Hamilton had not been robbed, but his account with the BCR had been frozen. When he called the bank to inquire about why access to his account had been denied, he was told that, under Law 8204, which reformed Costa Rica’s drug and money laundering legislation, he was “no longer in compliance” with bank standards.
When Hamilton asked about the reasons for his supposed “lack of compliance,” he received little clarity as to why his account had been invalidated. And soon after this, Hamilton’s other account, which he used for debit withdrawals and bill-paying, also was frozen.
“We banked with them for all these years, we hadn’t had any suspicious transactions and we hadn’t moved large amounts of money in or out of the account,” Hamilton said. “They had the history of the account, but refused to reactivate it. I don’t know what they wanted me to prove to them.”
The unexplained and sudden closure, or freezing, of bank accounts such as Hamilton’s has become an increasingly common practice in the past months. Increased bank security, in response to the revamping of Law 8204, has caused considerable distress among bank customers, who, aside from unexplained account closures, have had to renew their accounts by appearing at their banks to fill out an extensive form known as the Conozca a su cliente (Know your Customer) form.
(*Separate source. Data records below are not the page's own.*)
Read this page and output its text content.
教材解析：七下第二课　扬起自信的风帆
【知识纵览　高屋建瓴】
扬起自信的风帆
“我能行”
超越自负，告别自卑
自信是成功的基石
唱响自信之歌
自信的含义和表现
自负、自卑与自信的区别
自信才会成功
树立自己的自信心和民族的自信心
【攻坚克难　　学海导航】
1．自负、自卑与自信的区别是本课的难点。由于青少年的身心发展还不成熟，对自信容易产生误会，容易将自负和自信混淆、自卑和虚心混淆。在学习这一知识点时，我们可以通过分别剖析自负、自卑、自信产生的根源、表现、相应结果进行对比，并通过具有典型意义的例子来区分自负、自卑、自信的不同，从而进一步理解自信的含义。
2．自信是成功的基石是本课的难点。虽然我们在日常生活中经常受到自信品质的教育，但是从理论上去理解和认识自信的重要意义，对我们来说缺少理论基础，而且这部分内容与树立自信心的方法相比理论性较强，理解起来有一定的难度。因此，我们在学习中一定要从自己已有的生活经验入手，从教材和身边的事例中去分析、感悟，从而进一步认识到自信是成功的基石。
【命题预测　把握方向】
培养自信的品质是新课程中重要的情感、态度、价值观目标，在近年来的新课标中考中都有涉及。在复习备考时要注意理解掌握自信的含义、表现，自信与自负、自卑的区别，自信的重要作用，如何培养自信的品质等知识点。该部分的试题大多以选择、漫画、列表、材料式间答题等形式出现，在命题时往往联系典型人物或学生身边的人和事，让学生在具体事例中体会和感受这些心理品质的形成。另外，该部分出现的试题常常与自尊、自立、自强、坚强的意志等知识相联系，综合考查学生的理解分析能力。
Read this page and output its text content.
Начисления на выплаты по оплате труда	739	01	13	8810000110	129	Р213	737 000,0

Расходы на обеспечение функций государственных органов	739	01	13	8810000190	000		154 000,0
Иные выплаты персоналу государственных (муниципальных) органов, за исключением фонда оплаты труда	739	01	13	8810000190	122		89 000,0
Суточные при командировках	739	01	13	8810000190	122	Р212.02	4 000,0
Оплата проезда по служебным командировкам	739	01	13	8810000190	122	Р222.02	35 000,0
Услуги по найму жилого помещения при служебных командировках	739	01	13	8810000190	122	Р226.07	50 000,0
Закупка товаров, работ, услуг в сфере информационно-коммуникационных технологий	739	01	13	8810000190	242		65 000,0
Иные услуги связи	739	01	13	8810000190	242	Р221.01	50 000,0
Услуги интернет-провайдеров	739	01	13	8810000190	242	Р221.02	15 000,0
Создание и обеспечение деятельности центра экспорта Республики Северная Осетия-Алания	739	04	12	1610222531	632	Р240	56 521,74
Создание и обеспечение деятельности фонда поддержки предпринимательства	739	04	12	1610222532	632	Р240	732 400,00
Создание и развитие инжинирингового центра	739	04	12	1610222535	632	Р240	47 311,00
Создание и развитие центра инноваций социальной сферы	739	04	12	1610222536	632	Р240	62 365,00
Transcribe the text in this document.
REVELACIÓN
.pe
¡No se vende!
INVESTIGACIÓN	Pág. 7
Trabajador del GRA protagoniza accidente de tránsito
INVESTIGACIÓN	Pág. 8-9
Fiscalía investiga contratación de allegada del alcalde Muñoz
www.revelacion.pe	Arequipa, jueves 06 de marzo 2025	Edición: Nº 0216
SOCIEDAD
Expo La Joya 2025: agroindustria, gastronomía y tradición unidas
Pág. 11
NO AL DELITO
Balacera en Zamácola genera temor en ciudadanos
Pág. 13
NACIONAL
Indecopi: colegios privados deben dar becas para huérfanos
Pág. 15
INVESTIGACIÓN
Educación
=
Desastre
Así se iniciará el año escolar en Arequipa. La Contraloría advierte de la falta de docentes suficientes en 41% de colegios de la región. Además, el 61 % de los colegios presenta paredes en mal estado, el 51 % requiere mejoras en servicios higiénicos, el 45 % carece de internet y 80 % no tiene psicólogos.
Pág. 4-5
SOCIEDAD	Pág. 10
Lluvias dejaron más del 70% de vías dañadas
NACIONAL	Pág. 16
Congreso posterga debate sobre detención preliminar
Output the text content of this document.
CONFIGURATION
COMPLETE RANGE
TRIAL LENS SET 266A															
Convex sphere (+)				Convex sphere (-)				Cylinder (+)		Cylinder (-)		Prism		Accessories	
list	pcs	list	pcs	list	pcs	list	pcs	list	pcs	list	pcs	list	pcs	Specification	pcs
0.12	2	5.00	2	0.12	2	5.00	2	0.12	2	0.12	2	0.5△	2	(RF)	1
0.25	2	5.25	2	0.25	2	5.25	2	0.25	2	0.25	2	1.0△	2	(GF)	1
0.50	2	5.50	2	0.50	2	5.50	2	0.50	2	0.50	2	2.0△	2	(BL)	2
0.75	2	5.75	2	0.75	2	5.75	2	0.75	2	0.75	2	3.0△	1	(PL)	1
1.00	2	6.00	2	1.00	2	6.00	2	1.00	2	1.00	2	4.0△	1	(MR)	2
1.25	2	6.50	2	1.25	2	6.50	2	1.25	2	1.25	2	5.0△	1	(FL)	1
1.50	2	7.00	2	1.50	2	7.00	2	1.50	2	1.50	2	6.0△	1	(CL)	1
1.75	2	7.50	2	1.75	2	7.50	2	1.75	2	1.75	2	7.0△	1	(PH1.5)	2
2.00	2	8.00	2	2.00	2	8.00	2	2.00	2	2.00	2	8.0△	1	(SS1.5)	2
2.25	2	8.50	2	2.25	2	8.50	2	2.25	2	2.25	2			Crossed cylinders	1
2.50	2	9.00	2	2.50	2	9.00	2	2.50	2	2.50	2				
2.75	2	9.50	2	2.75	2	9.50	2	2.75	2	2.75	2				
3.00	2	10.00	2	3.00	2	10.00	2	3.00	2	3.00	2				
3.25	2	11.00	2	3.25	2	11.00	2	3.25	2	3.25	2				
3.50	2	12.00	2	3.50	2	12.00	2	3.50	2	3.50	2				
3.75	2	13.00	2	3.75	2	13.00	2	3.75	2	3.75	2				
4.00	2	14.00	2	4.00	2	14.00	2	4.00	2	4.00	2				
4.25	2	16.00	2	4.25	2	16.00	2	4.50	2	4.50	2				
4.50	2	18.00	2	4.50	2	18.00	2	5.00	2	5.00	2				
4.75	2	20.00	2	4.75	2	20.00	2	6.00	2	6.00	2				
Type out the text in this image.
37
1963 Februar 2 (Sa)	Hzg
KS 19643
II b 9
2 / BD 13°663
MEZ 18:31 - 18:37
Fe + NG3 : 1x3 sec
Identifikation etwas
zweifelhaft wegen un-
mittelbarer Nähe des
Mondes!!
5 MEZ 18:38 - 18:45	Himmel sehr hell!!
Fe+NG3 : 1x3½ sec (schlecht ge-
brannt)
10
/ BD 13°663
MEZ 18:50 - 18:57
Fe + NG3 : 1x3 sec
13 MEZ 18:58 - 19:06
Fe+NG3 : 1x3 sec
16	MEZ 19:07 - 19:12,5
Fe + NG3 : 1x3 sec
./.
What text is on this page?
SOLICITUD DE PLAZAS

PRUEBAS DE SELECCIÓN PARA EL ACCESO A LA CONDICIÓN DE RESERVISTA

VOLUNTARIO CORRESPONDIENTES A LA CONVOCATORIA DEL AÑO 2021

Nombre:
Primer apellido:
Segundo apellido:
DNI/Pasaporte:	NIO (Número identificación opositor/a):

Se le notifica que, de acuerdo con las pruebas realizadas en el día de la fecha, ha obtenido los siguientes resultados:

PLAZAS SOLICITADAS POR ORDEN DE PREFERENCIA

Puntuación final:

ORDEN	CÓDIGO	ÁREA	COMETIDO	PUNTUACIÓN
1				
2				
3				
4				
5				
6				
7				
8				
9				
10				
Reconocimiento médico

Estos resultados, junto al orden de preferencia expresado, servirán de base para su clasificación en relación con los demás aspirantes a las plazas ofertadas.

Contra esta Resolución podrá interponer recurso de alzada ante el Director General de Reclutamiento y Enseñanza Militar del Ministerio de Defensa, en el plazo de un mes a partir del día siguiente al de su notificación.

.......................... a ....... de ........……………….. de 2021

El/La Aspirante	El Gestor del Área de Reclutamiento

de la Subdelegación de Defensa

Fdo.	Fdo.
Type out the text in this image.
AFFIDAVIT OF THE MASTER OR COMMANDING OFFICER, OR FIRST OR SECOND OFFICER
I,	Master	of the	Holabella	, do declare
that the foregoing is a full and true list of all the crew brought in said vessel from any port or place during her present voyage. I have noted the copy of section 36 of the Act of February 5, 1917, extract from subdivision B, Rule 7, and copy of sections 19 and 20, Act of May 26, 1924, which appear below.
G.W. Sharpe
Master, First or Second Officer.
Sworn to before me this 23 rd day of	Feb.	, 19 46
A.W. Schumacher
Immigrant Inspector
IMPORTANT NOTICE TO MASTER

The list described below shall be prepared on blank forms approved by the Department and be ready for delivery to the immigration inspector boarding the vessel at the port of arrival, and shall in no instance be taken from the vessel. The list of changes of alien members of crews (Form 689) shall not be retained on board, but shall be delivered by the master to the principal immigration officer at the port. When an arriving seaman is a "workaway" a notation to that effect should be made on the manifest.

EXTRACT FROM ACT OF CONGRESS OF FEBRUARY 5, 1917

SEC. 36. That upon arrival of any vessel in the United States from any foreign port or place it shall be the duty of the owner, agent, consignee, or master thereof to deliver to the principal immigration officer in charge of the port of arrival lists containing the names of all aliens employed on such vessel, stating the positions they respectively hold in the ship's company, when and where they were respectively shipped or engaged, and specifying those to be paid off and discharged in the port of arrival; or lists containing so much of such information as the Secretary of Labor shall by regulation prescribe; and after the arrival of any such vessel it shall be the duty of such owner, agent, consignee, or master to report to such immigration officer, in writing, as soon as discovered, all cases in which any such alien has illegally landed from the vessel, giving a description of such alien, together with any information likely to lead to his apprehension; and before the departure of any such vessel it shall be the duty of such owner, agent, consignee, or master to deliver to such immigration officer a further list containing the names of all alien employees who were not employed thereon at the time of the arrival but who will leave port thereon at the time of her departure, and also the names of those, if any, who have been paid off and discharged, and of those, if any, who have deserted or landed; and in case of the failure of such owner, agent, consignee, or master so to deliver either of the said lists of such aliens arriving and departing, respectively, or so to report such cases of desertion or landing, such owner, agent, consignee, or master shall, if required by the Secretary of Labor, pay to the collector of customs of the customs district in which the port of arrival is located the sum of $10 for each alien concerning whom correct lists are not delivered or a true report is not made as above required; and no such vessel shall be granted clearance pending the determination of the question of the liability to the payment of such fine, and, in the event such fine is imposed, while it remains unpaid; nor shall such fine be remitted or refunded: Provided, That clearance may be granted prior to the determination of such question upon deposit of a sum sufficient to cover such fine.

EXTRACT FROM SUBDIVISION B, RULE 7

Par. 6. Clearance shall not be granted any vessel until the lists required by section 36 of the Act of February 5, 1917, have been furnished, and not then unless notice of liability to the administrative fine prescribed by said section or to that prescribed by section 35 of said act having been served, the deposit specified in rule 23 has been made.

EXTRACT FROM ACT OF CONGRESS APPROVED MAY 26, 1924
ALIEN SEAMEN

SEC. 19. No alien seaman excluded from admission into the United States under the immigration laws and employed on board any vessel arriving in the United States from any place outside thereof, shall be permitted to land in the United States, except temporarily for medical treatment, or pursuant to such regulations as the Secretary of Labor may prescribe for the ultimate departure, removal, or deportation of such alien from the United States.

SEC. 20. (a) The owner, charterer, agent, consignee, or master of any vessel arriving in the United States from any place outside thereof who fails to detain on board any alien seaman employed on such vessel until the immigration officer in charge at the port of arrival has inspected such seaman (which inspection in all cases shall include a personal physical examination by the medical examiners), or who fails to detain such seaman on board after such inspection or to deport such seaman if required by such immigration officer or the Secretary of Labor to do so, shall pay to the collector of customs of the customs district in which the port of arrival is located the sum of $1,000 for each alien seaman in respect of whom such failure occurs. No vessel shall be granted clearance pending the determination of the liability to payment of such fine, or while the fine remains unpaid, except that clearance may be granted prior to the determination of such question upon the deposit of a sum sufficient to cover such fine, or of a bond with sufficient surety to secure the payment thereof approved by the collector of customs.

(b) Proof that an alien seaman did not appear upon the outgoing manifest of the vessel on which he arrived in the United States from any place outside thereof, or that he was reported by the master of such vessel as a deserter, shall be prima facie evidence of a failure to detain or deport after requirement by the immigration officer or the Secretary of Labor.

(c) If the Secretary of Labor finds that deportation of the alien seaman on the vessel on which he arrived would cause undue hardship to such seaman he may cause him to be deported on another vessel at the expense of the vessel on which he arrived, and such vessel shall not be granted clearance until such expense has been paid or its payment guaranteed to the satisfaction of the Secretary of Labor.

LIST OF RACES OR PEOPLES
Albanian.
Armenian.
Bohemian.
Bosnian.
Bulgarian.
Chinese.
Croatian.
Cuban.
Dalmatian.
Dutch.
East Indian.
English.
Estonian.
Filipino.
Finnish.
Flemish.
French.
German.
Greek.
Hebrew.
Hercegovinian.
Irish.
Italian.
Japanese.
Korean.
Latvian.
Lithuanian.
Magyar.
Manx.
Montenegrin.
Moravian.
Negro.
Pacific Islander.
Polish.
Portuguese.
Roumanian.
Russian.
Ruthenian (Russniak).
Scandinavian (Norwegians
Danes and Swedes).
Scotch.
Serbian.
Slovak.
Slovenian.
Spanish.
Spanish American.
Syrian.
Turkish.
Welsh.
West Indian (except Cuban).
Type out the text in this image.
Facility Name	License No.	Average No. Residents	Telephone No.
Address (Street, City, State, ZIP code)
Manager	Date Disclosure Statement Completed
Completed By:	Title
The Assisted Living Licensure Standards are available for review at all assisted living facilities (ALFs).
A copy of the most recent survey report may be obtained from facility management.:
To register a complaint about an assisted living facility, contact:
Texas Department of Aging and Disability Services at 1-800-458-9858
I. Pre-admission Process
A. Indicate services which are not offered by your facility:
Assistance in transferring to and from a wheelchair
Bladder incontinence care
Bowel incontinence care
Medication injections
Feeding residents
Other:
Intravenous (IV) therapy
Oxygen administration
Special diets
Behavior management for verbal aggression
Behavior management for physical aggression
Law 8204 attempts to attack drug trafficking, and aims to verify legitimate capital activities, which is the bank’s justification for monitoring accounts. The law, which was originally passed in 2002, states that a legitimate authorization of identity “will be granted for two years and, at the completion of that period, the registration will have to be renewed, with all the necessary documentation with respect to the requirements of the Superintendence of Financial Entities” (SUGEF).
When the law was re-evaluated by the External Financing Council (CONAFE) on Oct. 2, SUGEF directed that all banks enforce the terms of the law. This meant that, in just a matter of weeks, hundreds of accounts were suddenly frozen and hundreds of account holders had to show up at their banks to verify their identities and reactivate their accounts. On Oct. 12, the daily La Nación reported complaints of dozens of outraged customers who found their accounts frozen or closed when they tried to pay bills, make withdrawals or simply view their bank statements online.
“In response to the Law 8204, we were told to assure that banks administer a method to verify the identity of their clients,” said Lucrecia Villalobos, a SUGEF representative. “Each bank had to create something to satisfy the minimum requirements to meet the rules of identity outlined in the law.”
And, as if finding accounts frozen weren’t sufficiently stressful, bank customers have had to physically show up at banks to fill out the “Know your Customer” form. This form, depending on the bank, can be an expansive, personal three-to-four page document that asks for personal information – such as an explanation of the source of the account holder’s funds and the maximum withdrawals expected. It also requires that the customer agree with the terms of Law 8204.
For some clients, such as Hamilton, the unexplained closure of his accounts severed his relationship with the bank.
“In the end, we finally just closed the account with the BCR,” Hamilton said. “It took us a few days to get our money out, but when we did, we opened accounts with HSBC and Scotiabank. We had to fill out a form to open the account, nothing too intrusive, and we’ve had no problems since.”